Kemudian dilanjutkan sapuan bedak kamoridan, yaitu bedak bida yang sarat khasiat. Kemudian yang terakhir ialah meminum jamu khusus yang diyakini mampu membuat tubuh menjadi harum.

Begitu juga dalam falsafah katuranggan di atas. Meski ada beberapa poin yang beda, namun dilihat dari kajian singkat di atas, hal itu kemungkinan besar memang merupakan pengaruh falsafah Jawa.

Perkutut misalnya, hal itu tercantum sebagai lambang dalam ajaran filsafah Jawa “Hastabrata“, yang meliputi Karyo (pekerjaan), Garwo (istri), Wismo (rumah), Curigo (keris), Turonggo (kuda), Kukilo (perkutut), Waranggana (pesinden, penyanyi), dan Pradonggo (gamelan).

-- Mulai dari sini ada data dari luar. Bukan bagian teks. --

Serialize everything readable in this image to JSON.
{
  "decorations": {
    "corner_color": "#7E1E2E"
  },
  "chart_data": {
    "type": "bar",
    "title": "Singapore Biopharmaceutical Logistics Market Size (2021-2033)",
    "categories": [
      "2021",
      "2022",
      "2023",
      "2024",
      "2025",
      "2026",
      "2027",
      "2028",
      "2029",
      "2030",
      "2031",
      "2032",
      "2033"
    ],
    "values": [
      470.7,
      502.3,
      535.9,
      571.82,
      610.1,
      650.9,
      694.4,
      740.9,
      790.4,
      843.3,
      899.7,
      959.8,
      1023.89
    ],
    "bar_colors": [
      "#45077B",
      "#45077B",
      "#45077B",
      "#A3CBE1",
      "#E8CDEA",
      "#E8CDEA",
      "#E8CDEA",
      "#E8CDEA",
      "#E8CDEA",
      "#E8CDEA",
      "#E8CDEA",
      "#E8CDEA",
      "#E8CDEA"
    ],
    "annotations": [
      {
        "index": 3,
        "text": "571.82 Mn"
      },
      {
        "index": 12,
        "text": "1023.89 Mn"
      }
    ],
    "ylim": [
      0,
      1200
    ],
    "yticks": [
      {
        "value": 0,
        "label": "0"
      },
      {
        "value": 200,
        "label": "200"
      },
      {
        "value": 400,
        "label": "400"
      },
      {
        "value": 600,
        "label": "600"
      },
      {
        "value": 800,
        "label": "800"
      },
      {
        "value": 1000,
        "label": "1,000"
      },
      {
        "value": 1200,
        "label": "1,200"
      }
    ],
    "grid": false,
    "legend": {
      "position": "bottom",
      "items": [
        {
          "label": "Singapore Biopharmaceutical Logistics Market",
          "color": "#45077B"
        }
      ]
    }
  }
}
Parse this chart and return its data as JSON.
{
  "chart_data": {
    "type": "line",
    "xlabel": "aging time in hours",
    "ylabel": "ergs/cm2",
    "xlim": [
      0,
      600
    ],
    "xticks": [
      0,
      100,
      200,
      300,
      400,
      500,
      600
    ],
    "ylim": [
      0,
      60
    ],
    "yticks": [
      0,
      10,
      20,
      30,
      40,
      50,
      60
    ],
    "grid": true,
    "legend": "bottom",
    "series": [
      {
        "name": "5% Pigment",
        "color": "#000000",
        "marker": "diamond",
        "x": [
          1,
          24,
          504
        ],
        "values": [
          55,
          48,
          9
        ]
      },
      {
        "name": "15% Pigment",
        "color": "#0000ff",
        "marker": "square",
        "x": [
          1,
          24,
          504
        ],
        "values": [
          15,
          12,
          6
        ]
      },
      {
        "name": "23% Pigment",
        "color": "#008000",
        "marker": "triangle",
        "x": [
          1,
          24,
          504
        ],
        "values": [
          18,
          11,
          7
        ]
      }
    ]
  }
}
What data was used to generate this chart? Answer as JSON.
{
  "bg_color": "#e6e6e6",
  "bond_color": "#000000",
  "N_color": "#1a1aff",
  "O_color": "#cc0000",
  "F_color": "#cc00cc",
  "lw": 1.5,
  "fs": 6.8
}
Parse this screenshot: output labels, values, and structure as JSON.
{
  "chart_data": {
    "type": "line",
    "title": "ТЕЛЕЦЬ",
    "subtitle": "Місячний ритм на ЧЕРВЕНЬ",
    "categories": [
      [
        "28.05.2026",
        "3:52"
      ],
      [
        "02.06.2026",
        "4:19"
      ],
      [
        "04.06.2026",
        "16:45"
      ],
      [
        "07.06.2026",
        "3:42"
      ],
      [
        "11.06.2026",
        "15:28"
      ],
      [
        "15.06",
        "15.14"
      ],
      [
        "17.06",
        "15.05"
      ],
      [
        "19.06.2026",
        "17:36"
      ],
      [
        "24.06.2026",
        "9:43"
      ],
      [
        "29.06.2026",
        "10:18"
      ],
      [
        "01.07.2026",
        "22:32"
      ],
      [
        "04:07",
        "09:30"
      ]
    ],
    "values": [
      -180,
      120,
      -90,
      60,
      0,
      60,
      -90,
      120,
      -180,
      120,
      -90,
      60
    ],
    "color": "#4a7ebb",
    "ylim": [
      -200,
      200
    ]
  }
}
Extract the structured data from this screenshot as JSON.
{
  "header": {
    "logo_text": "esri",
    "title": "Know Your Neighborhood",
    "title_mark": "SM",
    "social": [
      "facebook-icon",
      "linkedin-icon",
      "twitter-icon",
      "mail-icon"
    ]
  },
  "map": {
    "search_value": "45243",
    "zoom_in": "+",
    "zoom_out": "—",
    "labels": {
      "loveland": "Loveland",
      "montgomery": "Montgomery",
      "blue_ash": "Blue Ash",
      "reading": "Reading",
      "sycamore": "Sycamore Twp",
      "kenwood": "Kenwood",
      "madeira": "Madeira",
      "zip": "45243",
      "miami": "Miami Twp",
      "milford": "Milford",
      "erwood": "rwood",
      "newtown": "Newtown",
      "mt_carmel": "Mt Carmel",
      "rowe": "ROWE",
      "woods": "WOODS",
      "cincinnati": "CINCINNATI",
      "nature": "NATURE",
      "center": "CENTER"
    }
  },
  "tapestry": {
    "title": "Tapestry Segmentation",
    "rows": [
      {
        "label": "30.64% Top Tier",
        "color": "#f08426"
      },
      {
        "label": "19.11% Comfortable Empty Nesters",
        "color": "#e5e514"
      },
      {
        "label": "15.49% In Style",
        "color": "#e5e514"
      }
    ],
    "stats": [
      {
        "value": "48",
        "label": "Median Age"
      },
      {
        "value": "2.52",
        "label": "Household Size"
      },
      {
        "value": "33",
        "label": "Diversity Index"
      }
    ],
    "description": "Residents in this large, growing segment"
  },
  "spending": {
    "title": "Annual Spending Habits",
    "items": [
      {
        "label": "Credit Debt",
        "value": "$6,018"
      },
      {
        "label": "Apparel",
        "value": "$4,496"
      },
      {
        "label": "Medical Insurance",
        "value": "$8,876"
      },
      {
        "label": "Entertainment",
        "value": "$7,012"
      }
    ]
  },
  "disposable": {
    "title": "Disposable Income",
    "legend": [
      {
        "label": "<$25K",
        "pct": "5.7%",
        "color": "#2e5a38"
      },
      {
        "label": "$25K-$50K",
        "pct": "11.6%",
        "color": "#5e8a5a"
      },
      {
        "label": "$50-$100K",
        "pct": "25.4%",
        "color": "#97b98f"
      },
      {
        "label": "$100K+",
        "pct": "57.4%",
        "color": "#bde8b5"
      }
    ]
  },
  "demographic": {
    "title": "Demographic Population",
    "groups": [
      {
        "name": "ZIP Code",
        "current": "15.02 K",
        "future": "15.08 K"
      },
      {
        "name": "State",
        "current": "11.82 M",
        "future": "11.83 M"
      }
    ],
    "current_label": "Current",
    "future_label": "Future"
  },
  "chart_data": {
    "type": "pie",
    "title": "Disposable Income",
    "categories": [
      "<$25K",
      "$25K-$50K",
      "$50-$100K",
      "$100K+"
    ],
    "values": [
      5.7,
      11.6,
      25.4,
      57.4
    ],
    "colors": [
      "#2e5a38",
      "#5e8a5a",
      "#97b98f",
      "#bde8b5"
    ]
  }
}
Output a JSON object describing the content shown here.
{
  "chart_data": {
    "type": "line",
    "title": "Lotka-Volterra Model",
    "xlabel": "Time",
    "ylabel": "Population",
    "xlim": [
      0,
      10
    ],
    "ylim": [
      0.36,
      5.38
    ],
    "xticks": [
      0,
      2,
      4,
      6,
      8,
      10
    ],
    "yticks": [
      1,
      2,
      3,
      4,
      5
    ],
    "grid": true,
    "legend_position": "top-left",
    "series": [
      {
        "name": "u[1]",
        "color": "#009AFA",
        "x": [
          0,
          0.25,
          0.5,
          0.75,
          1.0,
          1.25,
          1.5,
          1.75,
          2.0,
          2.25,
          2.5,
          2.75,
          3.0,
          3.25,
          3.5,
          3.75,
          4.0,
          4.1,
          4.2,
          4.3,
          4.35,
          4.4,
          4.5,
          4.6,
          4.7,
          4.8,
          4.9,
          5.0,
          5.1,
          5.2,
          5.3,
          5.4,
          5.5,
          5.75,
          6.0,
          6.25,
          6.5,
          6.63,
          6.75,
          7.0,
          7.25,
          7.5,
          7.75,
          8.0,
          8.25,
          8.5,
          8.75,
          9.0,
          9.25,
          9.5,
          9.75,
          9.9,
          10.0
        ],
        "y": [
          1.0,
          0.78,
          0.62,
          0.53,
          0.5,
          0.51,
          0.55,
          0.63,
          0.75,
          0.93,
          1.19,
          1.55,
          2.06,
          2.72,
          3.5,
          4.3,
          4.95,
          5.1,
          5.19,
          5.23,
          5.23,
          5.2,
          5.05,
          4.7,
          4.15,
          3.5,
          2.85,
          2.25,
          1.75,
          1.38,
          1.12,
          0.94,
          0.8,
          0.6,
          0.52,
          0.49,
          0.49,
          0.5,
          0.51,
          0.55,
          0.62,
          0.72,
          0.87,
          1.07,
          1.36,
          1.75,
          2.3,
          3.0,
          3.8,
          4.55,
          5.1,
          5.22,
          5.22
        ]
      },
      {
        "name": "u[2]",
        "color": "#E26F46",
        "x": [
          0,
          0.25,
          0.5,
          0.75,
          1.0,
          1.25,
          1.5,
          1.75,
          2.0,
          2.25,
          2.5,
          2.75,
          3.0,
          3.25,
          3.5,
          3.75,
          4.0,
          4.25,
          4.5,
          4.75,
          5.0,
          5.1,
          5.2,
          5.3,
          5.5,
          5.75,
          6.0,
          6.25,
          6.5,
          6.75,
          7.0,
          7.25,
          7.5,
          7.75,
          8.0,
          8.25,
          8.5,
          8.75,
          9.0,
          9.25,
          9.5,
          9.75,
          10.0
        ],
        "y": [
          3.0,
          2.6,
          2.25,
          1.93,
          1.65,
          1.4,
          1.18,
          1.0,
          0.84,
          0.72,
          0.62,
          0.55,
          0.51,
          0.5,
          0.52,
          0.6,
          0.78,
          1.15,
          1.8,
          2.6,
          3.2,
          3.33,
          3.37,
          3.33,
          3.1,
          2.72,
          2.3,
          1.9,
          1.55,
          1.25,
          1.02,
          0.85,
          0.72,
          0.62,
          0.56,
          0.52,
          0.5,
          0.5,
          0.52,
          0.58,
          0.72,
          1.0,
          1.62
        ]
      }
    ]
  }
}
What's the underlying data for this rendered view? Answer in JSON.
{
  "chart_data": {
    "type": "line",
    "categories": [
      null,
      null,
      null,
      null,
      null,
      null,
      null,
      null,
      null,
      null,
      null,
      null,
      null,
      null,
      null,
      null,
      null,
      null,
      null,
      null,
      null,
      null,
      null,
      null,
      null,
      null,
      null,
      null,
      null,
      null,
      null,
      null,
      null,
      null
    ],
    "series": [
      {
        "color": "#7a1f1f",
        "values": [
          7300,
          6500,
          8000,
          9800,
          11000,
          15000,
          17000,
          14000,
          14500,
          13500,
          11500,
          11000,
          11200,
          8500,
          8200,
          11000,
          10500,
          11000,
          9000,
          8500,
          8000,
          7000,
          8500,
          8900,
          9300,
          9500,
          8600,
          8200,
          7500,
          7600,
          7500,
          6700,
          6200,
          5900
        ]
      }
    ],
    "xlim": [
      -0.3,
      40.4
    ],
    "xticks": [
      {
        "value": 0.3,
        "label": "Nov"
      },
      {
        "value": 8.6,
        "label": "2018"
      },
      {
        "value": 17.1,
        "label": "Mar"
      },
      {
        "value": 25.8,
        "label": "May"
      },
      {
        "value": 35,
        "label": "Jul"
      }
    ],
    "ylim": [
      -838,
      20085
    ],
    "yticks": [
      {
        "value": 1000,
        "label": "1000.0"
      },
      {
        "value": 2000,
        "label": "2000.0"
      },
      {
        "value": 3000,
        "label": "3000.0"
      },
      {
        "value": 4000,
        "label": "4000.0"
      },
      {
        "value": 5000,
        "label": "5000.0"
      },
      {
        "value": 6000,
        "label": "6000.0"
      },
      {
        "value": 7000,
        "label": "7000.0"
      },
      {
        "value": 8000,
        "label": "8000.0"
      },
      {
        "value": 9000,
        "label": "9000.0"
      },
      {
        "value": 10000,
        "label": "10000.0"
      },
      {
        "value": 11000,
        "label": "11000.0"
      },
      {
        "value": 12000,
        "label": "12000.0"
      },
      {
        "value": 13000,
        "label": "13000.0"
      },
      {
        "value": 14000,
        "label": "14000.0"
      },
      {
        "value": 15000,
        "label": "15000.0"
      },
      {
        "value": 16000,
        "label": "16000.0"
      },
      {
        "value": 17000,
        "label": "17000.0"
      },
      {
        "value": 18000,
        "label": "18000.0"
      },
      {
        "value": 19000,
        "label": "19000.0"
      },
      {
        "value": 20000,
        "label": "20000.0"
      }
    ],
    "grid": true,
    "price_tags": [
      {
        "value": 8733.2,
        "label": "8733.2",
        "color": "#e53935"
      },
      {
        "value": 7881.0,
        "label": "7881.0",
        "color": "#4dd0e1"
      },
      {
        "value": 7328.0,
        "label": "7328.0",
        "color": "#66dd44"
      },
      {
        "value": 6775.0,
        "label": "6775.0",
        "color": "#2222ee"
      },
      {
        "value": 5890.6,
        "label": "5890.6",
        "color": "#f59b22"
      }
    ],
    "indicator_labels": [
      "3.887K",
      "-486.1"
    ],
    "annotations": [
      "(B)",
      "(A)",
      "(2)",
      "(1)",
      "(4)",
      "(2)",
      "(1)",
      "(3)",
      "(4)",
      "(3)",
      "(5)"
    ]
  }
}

Namun sejatinya, bukan masalah akar sejarah saja, namun saat ini budaya-budaya kuna itu sudah tidak lagi “terbaca”. Generasi saat ini tentu memiliki tanggungjawab untuk menuturkan kembali atau membuat hal itu terbaca kembali. Sebagai bentuk penghargaan akan warisan nilai-nilai luhur para leluhur. Sekali lagi, Jas Merah!